Je contemple avec une stupeur effarée le panorama de ces existences, et je découvre, au moment où je vais éprouver horreur, peine et révolte devant des vies pareilles, que si quelqu’un n’éprouve ni horreur, ni peine ni révolte, ce sont les intéressés eux-mêmes, qui auraient tous les premiers le droit de les éprouver, ce sont ceux-là mêmes qui vivent ces vies. C’est là l’erreur centrale de l’imagination littéraire : supposer que les autres sont nous-mêmes, et doivent sentir comme nous. Mais, heureusement pour l’humanité, chaque homme n’est que lui-même, et il n’est donné qu’au seul génie la faculté d’être quelques autres de surcroît.

Toute chose, à bien y regarder, est donnée en proportion de celui qui la reçoit. Un petit incident de rue, qui fait courir à la porte le cuisinier de ce restaurant, le distrait plus que ne me distraient, moi, la méditation de l’idée la plus originale, la lecture du meilleur livre, le plus délicieux de mes rêves inutiles. Et si la vie est essentiellement monotone, le fait est que ce cuisinier a échappé à la monotonie bien mieux que je ne le fais. Et il lui échappe beaucoup plus facilement aussi. La vérité ne se trouve ni de son côté ni du mien, car elle n’est du côté de personne ; le bonheur, en revanche, est sans conteste de son côté à lui.

Sage est celui qui monotonise la vie, car le plus petit incident acquiert alors la faculté d’émerveiller. Le chasseur de lions ne connaît plus d’aventure après son troisième lion. Pour ce cuisinier monotone, une bagarre en pleine rue a toute la saveur d’une modeste apocalypse. Si l’on n’est jamais sorti de Lisbonne, on voyage jusqu’à l’infini en prenant l’autobus de Benfica, et si quelque jour on pousse jusqu’à Sintra?, on a l’impression d’avoir voyagé jusqu’à la planète Mars. Le globe-trotter qui a parcouru la terre entière ne trouve plus de nouveauté au-delà de cinq mille kilomètres : il ne fait plus que trouver des choses nouvelles ; à chaque fois la nouveauté, oui, cette vieillerie de l’éternellement nouveau — mais le concept abstrait de nouveauté est resté au fond de la mer, dès la deuxième nouveauté rencontrée en chemin.

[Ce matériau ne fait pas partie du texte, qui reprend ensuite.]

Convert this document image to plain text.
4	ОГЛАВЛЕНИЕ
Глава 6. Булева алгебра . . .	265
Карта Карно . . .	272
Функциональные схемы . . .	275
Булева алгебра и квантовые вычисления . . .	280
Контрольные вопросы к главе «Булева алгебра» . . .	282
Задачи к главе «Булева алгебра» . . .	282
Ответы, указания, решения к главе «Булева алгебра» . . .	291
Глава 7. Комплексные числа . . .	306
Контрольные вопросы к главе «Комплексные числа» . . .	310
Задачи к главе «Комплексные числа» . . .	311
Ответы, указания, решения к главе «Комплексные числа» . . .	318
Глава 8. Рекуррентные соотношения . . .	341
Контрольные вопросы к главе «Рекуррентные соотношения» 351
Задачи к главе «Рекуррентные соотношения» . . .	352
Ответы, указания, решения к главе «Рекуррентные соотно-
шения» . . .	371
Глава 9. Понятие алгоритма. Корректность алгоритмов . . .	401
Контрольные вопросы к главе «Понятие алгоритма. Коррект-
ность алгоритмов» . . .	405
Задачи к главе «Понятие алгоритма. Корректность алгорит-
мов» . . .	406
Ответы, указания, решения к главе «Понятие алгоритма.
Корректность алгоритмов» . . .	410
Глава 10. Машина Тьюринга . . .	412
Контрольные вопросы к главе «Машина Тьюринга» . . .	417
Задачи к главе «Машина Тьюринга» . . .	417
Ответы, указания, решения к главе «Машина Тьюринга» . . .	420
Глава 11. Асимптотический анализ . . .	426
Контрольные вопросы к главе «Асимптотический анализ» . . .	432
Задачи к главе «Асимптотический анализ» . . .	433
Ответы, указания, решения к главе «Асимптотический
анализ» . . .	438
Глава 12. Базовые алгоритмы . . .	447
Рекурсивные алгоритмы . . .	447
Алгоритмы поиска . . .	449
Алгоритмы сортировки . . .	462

Un homme doté de la véritable sagesse peut savourer le spectacle du monde entier en restant assis sur sa chaise, sans même savoir lire, sans parler à quiconque, rien que par l’usage de ses sens et grâce à une âme ignorant ce que c’est que d’être triste.

Monotoniser la vie, pour qu’elle ne soit jamais monotone. Rendre anodin le quotidien, pour que la plus petite chose nous devienne une distraction. Au beau milieu de mon travail journalier — toujours semblable à lui-même, terne et inutile— je vois surgir brusquement l’évasion: vestiges rêvés d’îles lointaines, fêtes dans des parcs des anciens temps, d’autres paysages, d’autres sentiments, un autre moi. Mais je reconnais, entre deux écritures portées sur mon registre, que si j’avais tout cela, rien de tout cela ne m’appartiendrait. Mieux vaut, en définitive, le patron Vasques que les Rois de Songe : mieux vaut, tout compte fait, le bureau de la Rua dos Douradores que des allées se déroulant au fond de parcs impossibles. Disposant du patron Vasques, je peux savourer le songe des Rois de Songe ; disposant du bureau de la Rua dos Douradores, je peux savourer la vision intérieure de paysages qui n’existent pas. Mais si j’avais les Rois de Songe, que me resterait-il comme songe ? Si je possédais mes paysages impossibles, que me resterait-il d’impossible ?

La monotonie, la morne identité des jours succédant aux jours, la différence absolument nulle entre hier et aujourd’hui —que tout cela me reste acquis pour toujours, avec l’âme suffisamment éveillée pour prendre plaisir à cette mouche qui me distrait, en passant par hasard devant mes yeux, à ces éclats de rire qui montent, capricieux, de la rue à peine visible, à l’immense libération que j’éprouve à l’heure de la fermeture, au repos infini que me procure un jour de congé.

Je peux m’imaginer être tout, parce que je ne suis rien. Si j’étais quoi que ce soit, je ne pourrais plus rien imaginer. L’aide-comptable peut bien se rêver empereur romain ; le roi d’Angleterre ne le peut pas, parce que le roi d’Angleterre se voit privé, dans ses rêves, d’être un autre roi que celui qu’il est. Sa propre réalité ne le laisse plus ni sentir ni exister.